Additionally, the market is facing oversaturation, with hundreds of new tokens launching daily, diluting liquidity and leading to widespread sell-offs, which could be another reason for the recent memecoin market crash.
Solana, a prominent platform for memecoins, is also facing its own challenges, contributing to the broader market downturn. The network has lost approximately $50 billion in market value over the past month, with its native token, SOL, declining by 15-16% since mid-February.
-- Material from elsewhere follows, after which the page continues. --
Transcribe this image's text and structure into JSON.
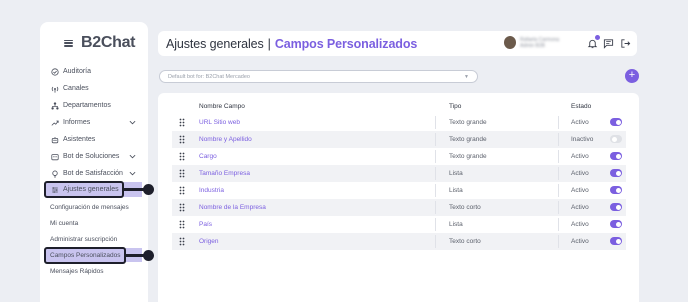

This decline is partly attributed to the fallout from the Libra token collapse and the proliferation of speculative memecoins, which have saturated the market and strained the network’s reputation.
As the value of SOL decreases, memecoins built on the Solana platform are experiencing disproportionate losses, leading traders to withdraw funds from Solana-based projects and exacerbating the liquidity crisis.
The broader cryptocurrency market is also experiencing instability. The ongoing consolidation phase of Bitcoin’s price has dampened enthusiasm for altcoins. The failure of other high-profile tokens, such as Melania Trump’s token, which has declined by 72% from its peak, has further undermined speculative confidence.
Social media sentiment has shifted significantly, particularly on platforms like X. Memes that once drove significant price increases are now failing to gain traction, and large investors are choosing to liquidate their positions rather than engage in new speculative ventures. Without a strong bullish catalyst, the current sell-off may continue, leading to further declines in the memecoin market.